– ¿Cómo está tu perro, Barley? -murmuró junto a Barley una lúgubre voz de hombre. Era Arkady, escultor extraoficial, con su bella amiga extraoficial.
– Yo no tengo perro, Arkady. ¿Por qué lo preguntas?
– Porque a partir de este momento resulta menos peligroso hablar del propio perro que de los prójimos humanos diría yo.
Barley volvió la cabeza para seguir la mirada de Arkady y vio a Alik Zapadny, de pie en el otro extremo del salón y en animada conversación con Katya.
– Los moscovitas estamos hablando demasiado peligrosamente estos días -continuó Arkady, con los ojos todavía fijos en Zapadny-. En nuestra excitación, nos estamos tornando irreflexivos. Los informadores por lo menos tendrán una buena cosecha este otoño. Pregúntale a él. Yo diría que está en la cúspide de su profesión.
– Alik, viejo diablo, ¿qué rollo le estás metiendo a esta pobre chica? -preguntó Barley, mientras abrazaba primero a Katya y luego a Zapadny-. He podido verla ruborizarse desde el otro extremo del salón. Debes tener cuidado con él, Katya. Su inglés es casi tan bueno como el tuyo, y lo habla mucho más de prisa. ¿Cómo, estás?

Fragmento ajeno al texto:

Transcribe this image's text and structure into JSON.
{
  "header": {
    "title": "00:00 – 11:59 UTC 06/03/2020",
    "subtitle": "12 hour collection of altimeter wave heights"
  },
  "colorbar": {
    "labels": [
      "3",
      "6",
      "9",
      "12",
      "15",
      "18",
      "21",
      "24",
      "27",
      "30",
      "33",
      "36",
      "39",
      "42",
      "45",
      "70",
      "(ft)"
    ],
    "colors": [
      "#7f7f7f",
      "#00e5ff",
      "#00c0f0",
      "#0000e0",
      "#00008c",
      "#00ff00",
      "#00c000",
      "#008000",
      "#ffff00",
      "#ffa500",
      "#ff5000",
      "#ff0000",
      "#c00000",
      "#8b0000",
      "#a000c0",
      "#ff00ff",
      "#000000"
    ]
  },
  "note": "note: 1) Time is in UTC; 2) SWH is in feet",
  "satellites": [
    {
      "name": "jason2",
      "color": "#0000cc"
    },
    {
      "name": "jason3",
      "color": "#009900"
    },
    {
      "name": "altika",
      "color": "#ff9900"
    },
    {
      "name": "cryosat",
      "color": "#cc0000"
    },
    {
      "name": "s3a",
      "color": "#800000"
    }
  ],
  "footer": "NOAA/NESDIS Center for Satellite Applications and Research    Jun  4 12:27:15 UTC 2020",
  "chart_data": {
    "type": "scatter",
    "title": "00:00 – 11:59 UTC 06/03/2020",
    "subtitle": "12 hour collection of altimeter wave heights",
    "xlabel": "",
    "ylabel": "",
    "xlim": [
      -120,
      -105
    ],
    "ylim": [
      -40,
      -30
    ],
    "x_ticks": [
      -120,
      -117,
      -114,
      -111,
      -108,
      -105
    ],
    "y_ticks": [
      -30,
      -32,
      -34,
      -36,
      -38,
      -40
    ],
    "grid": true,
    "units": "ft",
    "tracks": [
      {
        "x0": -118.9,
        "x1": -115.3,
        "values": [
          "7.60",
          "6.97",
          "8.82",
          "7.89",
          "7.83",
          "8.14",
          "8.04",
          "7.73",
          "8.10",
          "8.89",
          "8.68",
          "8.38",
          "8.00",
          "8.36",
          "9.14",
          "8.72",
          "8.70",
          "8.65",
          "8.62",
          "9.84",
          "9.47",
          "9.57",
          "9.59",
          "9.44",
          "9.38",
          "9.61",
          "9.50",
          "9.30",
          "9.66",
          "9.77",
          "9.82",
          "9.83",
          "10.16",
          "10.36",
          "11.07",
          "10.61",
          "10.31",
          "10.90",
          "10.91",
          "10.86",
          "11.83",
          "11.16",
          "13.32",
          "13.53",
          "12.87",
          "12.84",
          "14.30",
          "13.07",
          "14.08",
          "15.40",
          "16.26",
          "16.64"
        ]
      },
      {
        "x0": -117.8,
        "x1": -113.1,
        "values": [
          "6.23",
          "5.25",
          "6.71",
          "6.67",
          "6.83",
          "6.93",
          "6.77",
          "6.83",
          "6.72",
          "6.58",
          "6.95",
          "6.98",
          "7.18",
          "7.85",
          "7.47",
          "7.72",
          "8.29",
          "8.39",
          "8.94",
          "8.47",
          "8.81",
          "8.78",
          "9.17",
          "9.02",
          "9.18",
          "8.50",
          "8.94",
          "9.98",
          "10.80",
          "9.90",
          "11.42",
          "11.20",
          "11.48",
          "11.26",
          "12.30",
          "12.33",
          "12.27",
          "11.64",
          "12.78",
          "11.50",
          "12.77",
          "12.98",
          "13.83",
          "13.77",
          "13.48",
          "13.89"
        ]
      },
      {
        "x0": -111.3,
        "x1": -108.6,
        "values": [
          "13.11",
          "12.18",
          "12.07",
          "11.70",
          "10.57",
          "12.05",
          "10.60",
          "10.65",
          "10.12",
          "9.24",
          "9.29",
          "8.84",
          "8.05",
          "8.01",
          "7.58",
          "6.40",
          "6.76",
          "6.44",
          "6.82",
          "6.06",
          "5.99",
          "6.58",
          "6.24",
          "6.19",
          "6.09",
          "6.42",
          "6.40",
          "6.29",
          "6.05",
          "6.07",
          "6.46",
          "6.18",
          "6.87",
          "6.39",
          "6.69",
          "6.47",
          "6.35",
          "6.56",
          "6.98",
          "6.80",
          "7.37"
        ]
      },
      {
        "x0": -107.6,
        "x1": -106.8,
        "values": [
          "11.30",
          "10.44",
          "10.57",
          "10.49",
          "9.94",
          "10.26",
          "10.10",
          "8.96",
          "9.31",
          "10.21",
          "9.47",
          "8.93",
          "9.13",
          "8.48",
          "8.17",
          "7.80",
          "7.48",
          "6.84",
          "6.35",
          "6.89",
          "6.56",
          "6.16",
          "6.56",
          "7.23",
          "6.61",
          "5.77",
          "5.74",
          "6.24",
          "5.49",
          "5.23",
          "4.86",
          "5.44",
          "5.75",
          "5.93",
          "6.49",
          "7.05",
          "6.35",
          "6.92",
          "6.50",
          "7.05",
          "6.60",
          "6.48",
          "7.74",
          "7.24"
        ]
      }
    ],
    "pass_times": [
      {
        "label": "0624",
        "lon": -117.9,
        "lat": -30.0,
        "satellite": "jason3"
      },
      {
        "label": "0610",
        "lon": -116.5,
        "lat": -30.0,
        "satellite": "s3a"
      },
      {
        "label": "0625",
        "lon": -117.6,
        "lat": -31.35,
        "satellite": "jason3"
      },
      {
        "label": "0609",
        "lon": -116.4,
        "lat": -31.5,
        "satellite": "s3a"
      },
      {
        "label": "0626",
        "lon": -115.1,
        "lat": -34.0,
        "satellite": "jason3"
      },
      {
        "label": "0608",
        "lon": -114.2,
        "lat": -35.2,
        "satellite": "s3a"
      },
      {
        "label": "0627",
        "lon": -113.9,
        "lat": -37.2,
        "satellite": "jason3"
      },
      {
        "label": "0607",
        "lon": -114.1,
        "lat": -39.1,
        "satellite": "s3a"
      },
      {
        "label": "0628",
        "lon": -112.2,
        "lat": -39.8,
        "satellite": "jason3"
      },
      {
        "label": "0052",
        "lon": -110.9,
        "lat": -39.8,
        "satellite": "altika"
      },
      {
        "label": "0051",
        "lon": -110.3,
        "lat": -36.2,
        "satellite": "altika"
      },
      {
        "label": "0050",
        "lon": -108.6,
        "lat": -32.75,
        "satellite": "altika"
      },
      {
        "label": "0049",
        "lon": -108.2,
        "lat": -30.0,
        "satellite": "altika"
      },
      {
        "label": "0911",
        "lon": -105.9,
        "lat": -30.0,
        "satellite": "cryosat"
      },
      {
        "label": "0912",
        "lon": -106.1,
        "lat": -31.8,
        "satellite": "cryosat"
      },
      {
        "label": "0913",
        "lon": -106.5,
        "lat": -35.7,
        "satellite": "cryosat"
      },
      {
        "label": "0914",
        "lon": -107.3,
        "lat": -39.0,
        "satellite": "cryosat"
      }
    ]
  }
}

– ¡Oh!, gracias -dijo ella, suavemente-. Estoy muy bien. Llevaba el mismo vestido que había llevado en su entrevista en el «Odessa». Se mostraba retraída, pero conservando el dominio de sí misma. Su rostro tenía la sufrida ansiedad de la aflicción. Dan Zeppelin y Mary Lou estaban con ellos.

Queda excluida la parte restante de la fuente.